Windows 7 is the first version of Windows to make viewing files on multiple locations as simple as viewing a single folder, thanks to its new Libraries feature. When you open Documents, Photos, Music, or Videos from the Start menu, Windows 7 opens the appropriate library. A library lists the contents of folders in multiple locations in a single view, and you can add locations such as external drives and network shares to a library whenever you want—and remove them from the library view just as easily (see Figure 8). If you're tired of clicking your way across your computer to view and manage photos, music, or other media in multiple locations, Libraries solves your problem. Windows 7's Backup program also backs up all library locations on local drives, so the contents of your libraries stay safe.

Figure 8 Three library locations—visible in one folder.

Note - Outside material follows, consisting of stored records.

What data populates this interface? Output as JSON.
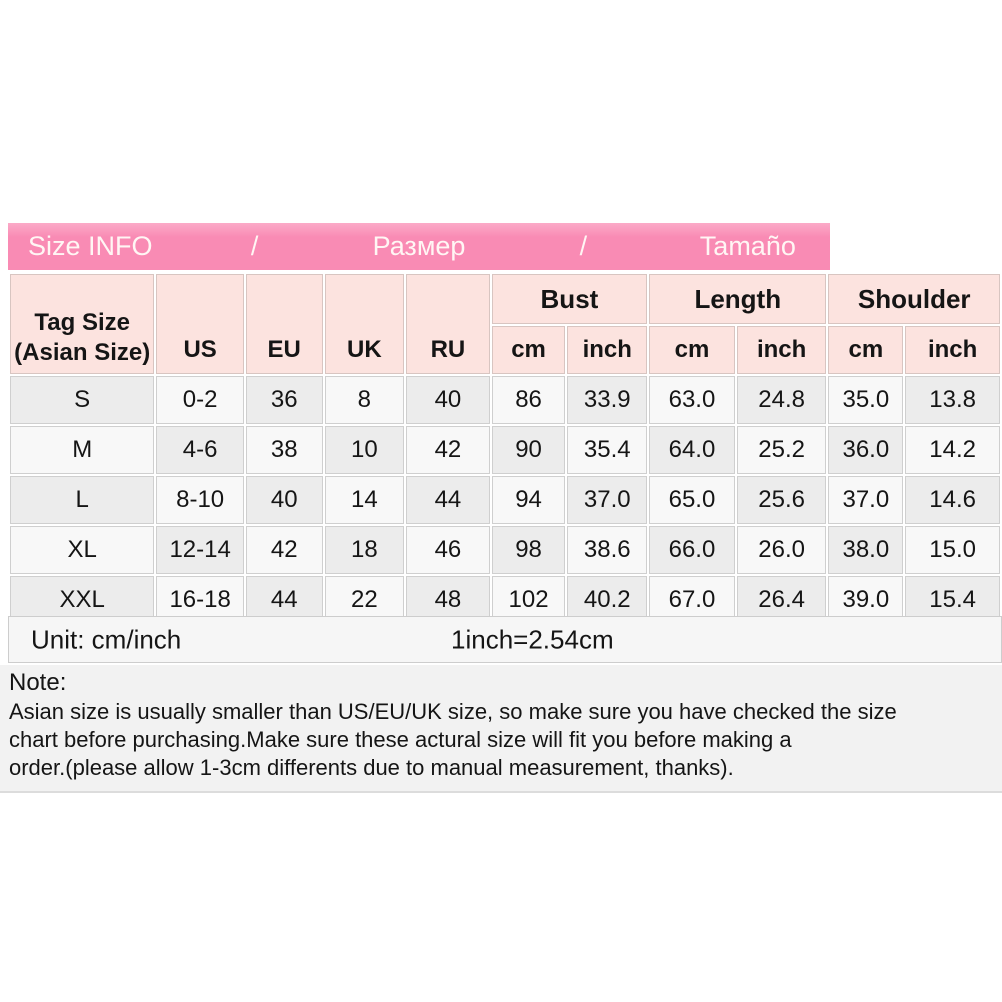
{
  "title_bar": {
    "segments": [
      "Size INFO",
      "/",
      "Размер",
      "/",
      "Tamaño"
    ]
  },
  "table": {
    "corner": [
      "Tag Size",
      "(Asian Size)"
    ],
    "size_columns": [
      "US",
      "EU",
      "UK",
      "RU"
    ],
    "measure_groups": [
      "Bust",
      "Length",
      "Shoulder"
    ],
    "unit_subheaders": [
      "cm",
      "inch"
    ],
    "rows": [
      [
        "S",
        "0-2",
        "36",
        "8",
        "40",
        "86",
        "33.9",
        "63.0",
        "24.8",
        "35.0",
        "13.8"
      ],
      [
        "M",
        "4-6",
        "38",
        "10",
        "42",
        "90",
        "35.4",
        "64.0",
        "25.2",
        "36.0",
        "14.2"
      ],
      [
        "L",
        "8-10",
        "40",
        "14",
        "44",
        "94",
        "37.0",
        "65.0",
        "25.6",
        "37.0",
        "14.6"
      ],
      [
        "XL",
        "12-14",
        "42",
        "18",
        "46",
        "98",
        "38.6",
        "66.0",
        "26.0",
        "38.0",
        "15.0"
      ],
      [
        "XXL",
        "16-18",
        "44",
        "22",
        "48",
        "102",
        "40.2",
        "67.0",
        "26.4",
        "39.0",
        "15.4"
      ]
    ]
  },
  "unit_row": {
    "left": "Unit: cm/inch",
    "right": "1inch=2.54cm"
  },
  "note": {
    "label": "Note:",
    "lines": [
      "Asian size is usually smaller than US/EU/UK size, so make sure you have checked the size",
      "chart before purchasing.Make sure these actural size will fit you before making a",
      "order.(please allow 1-3cm differents due to manual measurement, thanks)."
    ]
  },
  "colors": {
    "title_bar_pink": "#f98bb4",
    "title_bar_pink_light": "#fbaac8",
    "header_pink": "#fce3df",
    "header_border": "#d8c5c1",
    "cell_border": "#cfcfcf",
    "shade_dark": "#ececec",
    "shade_light": "#f8f8f8",
    "unit_bg": "#f6f6f6",
    "note_bg": "#f2f2f2",
    "text": "#151515"
  }
}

#1: Better Performance on Systems from Netbooks to High-Performance Desktops and Laptops

Windows Vista can be a performance hog that slows down even newer PCs. While Windows 7 is available for both 64-bit as well as 32-bit processors, it can run on netbooks, desktops, and laptops—something that Windows Vista cannot do. For organizations looking for a single operating system family to simplify training and security, Windows 7 is a great choice. And, because of throughput improvements and how it manages processes, Windows 7 helps systems boot faster and enable users to get to work (or play) more quickly than Vista.


Windows 7 provides a great combination of more power, easier access to your information, and better protection for your system and your information. It's better than Windows Vista, and you can upgrade directly from Vista to Windows 7. What's not to like?